# Happy faces



## wyogoob (Sep 7, 2007)

Three happy faces; my daughter and her two boys:










Today in Wyoming antelope area 95.


----------



## Briar Patch (Feb 1, 2010)

Excellent! Surely there is a story, one with a cowboy or two in it?


----------



## goofy elk (Dec 16, 2007)

SWEET!

Wyoming is 'SO' on my upcoming hunting list!


----------



## dkhntrdstn (Sep 7, 2007)

nice goat. congrats.


----------



## stillhunterman (Feb 15, 2009)

10/4 goob! Those are some pretty happy faces! Were you behind the camera?
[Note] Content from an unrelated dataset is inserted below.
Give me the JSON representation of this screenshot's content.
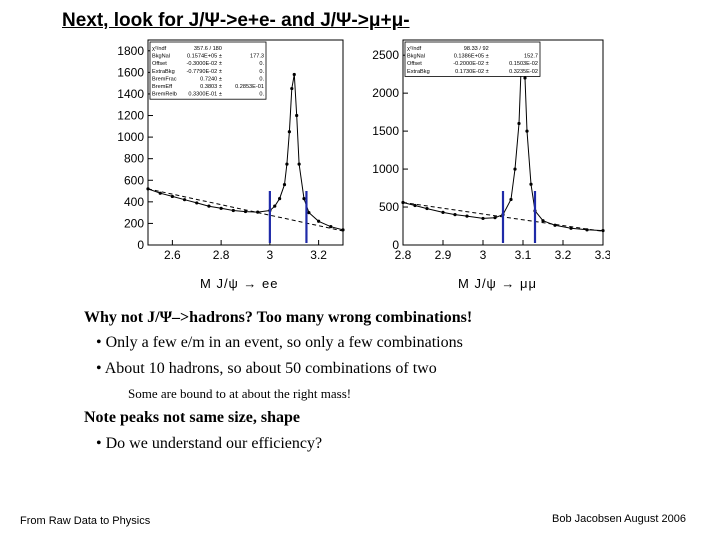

Well done!


----------



## Al Hansen (Sep 7, 2007)

8) 8) 8)


----------



## wyogoob (Sep 7, 2007)

stillhunterman said:


> 10/4 goob! Those are some pretty happy faces! Were you behind the camera? Well done!


No I didn't go.


----------



## Bowdacious (Sep 16, 2007)

Nice goat, Congrats to your daughter!!!


----------



## MWScott72 (May 23, 2011)

Gotta love goat hunting. In my opinion, it's what every up-and-coming big gamer hunter should be introduced to at an early age...and then continue hunting until they can no longer hunt. Lots of action all day long. Too bad it took me over 35 years to figure that out. Congrats to your daughter and boys!


----------



## sawsman (Sep 13, 2007)

Great picture and nice goat!


----------



## klbzdad (Apr 3, 2012)

Excellent!!!!!!!!!1


----------